Another hedge fund, the $29 billion Renaissance Institutional Equities Fund, led by a famous mathematics professor, also reported significant losses in August as their computer models were overwhelmed by the wide stock price swings. Many such "quant" funds analyze the historical relationships between related securities and trade when those relationships get out of alignment. Unfortunately, trading ranges have since widened, throwing their models off kilter.

This is what happens when Wall Street lets the math professors play with the money, instead of letting the finance guys run the show! I cannot tell you how many knock-down drag-out fights I have had with some pretty big players on Wall Street who no longer believe in fundamental analysis, like I use each week on ProfolioGrader Pro. These math wizards were not trained in finance. This is what happened to Long-Term Capital Management (LTCM) in 1998 when some Nobel Prize-winning mathematicians profited from the "normal" trading ranges, then along came an abnormal move (devaluation) in the Russian ruble, and they had no idea how to stop the bleeding.

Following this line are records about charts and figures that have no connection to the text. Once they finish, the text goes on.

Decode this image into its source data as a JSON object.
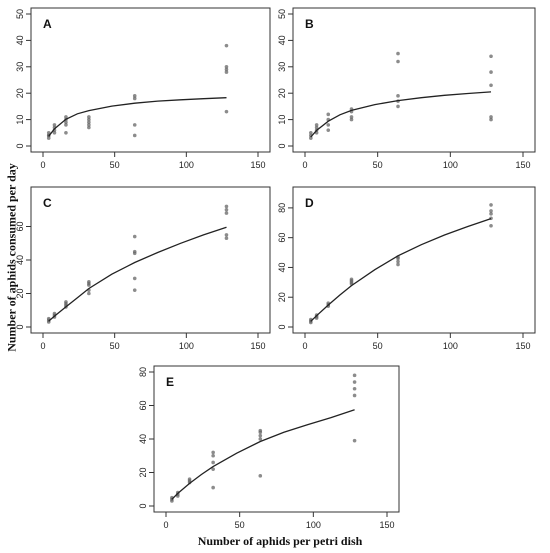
{
  "figure": {
    "ylabel": "Number of aphids consumed per day",
    "xlabel": "Number of aphids per petri dish"
  },
  "chart_data": [
    {
      "type": "scatter",
      "panel": "A",
      "xlim": [
        0,
        150
      ],
      "ylim": [
        0,
        50
      ],
      "xticks": [
        0,
        50,
        100,
        150
      ],
      "yticks": [
        0,
        10,
        20,
        30,
        40,
        50
      ],
      "points": [
        [
          4,
          3
        ],
        [
          4,
          4
        ],
        [
          4,
          4
        ],
        [
          4,
          5
        ],
        [
          8,
          5
        ],
        [
          8,
          6
        ],
        [
          8,
          7
        ],
        [
          8,
          8
        ],
        [
          16,
          5
        ],
        [
          16,
          8
        ],
        [
          16,
          9
        ],
        [
          16,
          10
        ],
        [
          16,
          11
        ],
        [
          32,
          7
        ],
        [
          32,
          8
        ],
        [
          32,
          9
        ],
        [
          32,
          10
        ],
        [
          32,
          11
        ],
        [
          64,
          4
        ],
        [
          64,
          8
        ],
        [
          64,
          18
        ],
        [
          64,
          19
        ],
        [
          128,
          13
        ],
        [
          128,
          28
        ],
        [
          128,
          29
        ],
        [
          128,
          30
        ],
        [
          128,
          38
        ]
      ],
      "curve": [
        [
          4,
          3.7
        ],
        [
          8,
          6.5
        ],
        [
          16,
          10.1
        ],
        [
          24,
          12.2
        ],
        [
          32,
          13.4
        ],
        [
          48,
          15.1
        ],
        [
          64,
          16.2
        ],
        [
          80,
          17
        ],
        [
          96,
          17.5
        ],
        [
          112,
          17.9
        ],
        [
          128,
          18.3
        ]
      ]
    },
    {
      "type": "scatter",
      "panel": "B",
      "xlim": [
        0,
        150
      ],
      "ylim": [
        0,
        50
      ],
      "xticks": [
        0,
        50,
        100,
        150
      ],
      "yticks": [
        0,
        10,
        20,
        30,
        40,
        50
      ],
      "points": [
        [
          4,
          3
        ],
        [
          4,
          4
        ],
        [
          4,
          5
        ],
        [
          8,
          5
        ],
        [
          8,
          6
        ],
        [
          8,
          7
        ],
        [
          8,
          8
        ],
        [
          16,
          6
        ],
        [
          16,
          8
        ],
        [
          16,
          10
        ],
        [
          16,
          12
        ],
        [
          32,
          10
        ],
        [
          32,
          11
        ],
        [
          32,
          13
        ],
        [
          32,
          14
        ],
        [
          64,
          15
        ],
        [
          64,
          17
        ],
        [
          64,
          19
        ],
        [
          64,
          32
        ],
        [
          64,
          35
        ],
        [
          128,
          10
        ],
        [
          128,
          11
        ],
        [
          128,
          23
        ],
        [
          128,
          28
        ],
        [
          128,
          34
        ]
      ],
      "curve": [
        [
          4,
          3.4
        ],
        [
          8,
          5.9
        ],
        [
          16,
          9.4
        ],
        [
          24,
          11.8
        ],
        [
          32,
          13.5
        ],
        [
          48,
          15.7
        ],
        [
          64,
          17.2
        ],
        [
          80,
          18.3
        ],
        [
          96,
          19.2
        ],
        [
          112,
          19.9
        ],
        [
          128,
          20.5
        ]
      ]
    },
    {
      "type": "scatter",
      "panel": "C",
      "xlim": [
        0,
        150
      ],
      "ylim": [
        0,
        80
      ],
      "xticks": [
        0,
        50,
        100,
        150
      ],
      "yticks": [
        0,
        20,
        40,
        60
      ],
      "points": [
        [
          4,
          3
        ],
        [
          4,
          4
        ],
        [
          4,
          5
        ],
        [
          8,
          6
        ],
        [
          8,
          7
        ],
        [
          8,
          8
        ],
        [
          16,
          12
        ],
        [
          16,
          13
        ],
        [
          16,
          14
        ],
        [
          16,
          15
        ],
        [
          32,
          20
        ],
        [
          32,
          22
        ],
        [
          32,
          25
        ],
        [
          32,
          26
        ],
        [
          32,
          27
        ],
        [
          64,
          22
        ],
        [
          64,
          29
        ],
        [
          64,
          44
        ],
        [
          64,
          45
        ],
        [
          64,
          54
        ],
        [
          128,
          53
        ],
        [
          128,
          55
        ],
        [
          128,
          68
        ],
        [
          128,
          70
        ],
        [
          128,
          72
        ]
      ],
      "curve": [
        [
          4,
          3.5
        ],
        [
          8,
          6.5
        ],
        [
          16,
          12
        ],
        [
          24,
          17.5
        ],
        [
          32,
          23
        ],
        [
          48,
          31.5
        ],
        [
          64,
          38.5
        ],
        [
          80,
          44.5
        ],
        [
          96,
          50
        ],
        [
          112,
          55
        ],
        [
          128,
          59.5
        ]
      ]
    },
    {
      "type": "scatter",
      "panel": "D",
      "xlim": [
        0,
        150
      ],
      "ylim": [
        0,
        90
      ],
      "xticks": [
        0,
        50,
        100,
        150
      ],
      "yticks": [
        0,
        20,
        40,
        60,
        80
      ],
      "points": [
        [
          4,
          3
        ],
        [
          4,
          4
        ],
        [
          4,
          5
        ],
        [
          8,
          6
        ],
        [
          8,
          7
        ],
        [
          8,
          8
        ],
        [
          16,
          14
        ],
        [
          16,
          15
        ],
        [
          16,
          16
        ],
        [
          32,
          29
        ],
        [
          32,
          30
        ],
        [
          32,
          31
        ],
        [
          32,
          32
        ],
        [
          64,
          42
        ],
        [
          64,
          44
        ],
        [
          64,
          46
        ],
        [
          64,
          47
        ],
        [
          128,
          68
        ],
        [
          128,
          73
        ],
        [
          128,
          76
        ],
        [
          128,
          78
        ],
        [
          128,
          82
        ]
      ],
      "curve": [
        [
          4,
          3.8
        ],
        [
          8,
          7.6
        ],
        [
          16,
          14.8
        ],
        [
          24,
          21.5
        ],
        [
          32,
          27.8
        ],
        [
          48,
          38.5
        ],
        [
          64,
          47.8
        ],
        [
          80,
          55.3
        ],
        [
          96,
          61.8
        ],
        [
          112,
          67.5
        ],
        [
          128,
          72.8
        ]
      ]
    },
    {
      "type": "scatter",
      "panel": "E",
      "xlim": [
        0,
        150
      ],
      "ylim": [
        0,
        80
      ],
      "xticks": [
        0,
        50,
        100,
        150
      ],
      "yticks": [
        0,
        20,
        40,
        60,
        80
      ],
      "points": [
        [
          4,
          3
        ],
        [
          4,
          4
        ],
        [
          4,
          5
        ],
        [
          8,
          6
        ],
        [
          8,
          7
        ],
        [
          8,
          8
        ],
        [
          16,
          14
        ],
        [
          16,
          15
        ],
        [
          16,
          16
        ],
        [
          32,
          11
        ],
        [
          32,
          22
        ],
        [
          32,
          26
        ],
        [
          32,
          30
        ],
        [
          32,
          32
        ],
        [
          64,
          18
        ],
        [
          64,
          40
        ],
        [
          64,
          42
        ],
        [
          64,
          44
        ],
        [
          64,
          45
        ],
        [
          128,
          39
        ],
        [
          128,
          66
        ],
        [
          128,
          70
        ],
        [
          128,
          74
        ],
        [
          128,
          78
        ]
      ],
      "curve": [
        [
          4,
          4
        ],
        [
          8,
          7.5
        ],
        [
          16,
          13.5
        ],
        [
          24,
          18.8
        ],
        [
          32,
          23.5
        ],
        [
          48,
          31.5
        ],
        [
          64,
          38.5
        ],
        [
          80,
          44
        ],
        [
          96,
          48.5
        ],
        [
          112,
          52.8
        ],
        [
          128,
          57.5
        ]
      ]
    }
  ]
}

The use of leverage turns a small, normal loss into a massive loss that threatens bankruptcy in a hedge fund. Some of these hedge funds also have permissive redemption periods, allowing their investors to take their money out every month, with 30 days' notice or less, which exaggerates the selling pressure. Naturally, this puts more pressure on selected securities, such as financial stocks, and escalates the losses at other hedge funds that made the same bet through a chain reaction.

I'd say the current situation is best described as "the blind leading the blind." Too many hedge funds made the same bet and ended up on the wrong side of the trade. Back in 1998, the giant LTCM made bets on the relationship between the prices of government securities from around the world. When Russia defaulted and devalued its currency, there was a flight to quality that caused the prices of U.S. Treasuries to spike up and the Japanese yen to jump 12%, causing a massive financial earthquake around the globe. The LTCM collapse caused the Fed to intervene and bail out several of the world's largest investment banks. From last week's actions by the Fed and other central banks, we may be in the process of repeating the 1998-style bailout.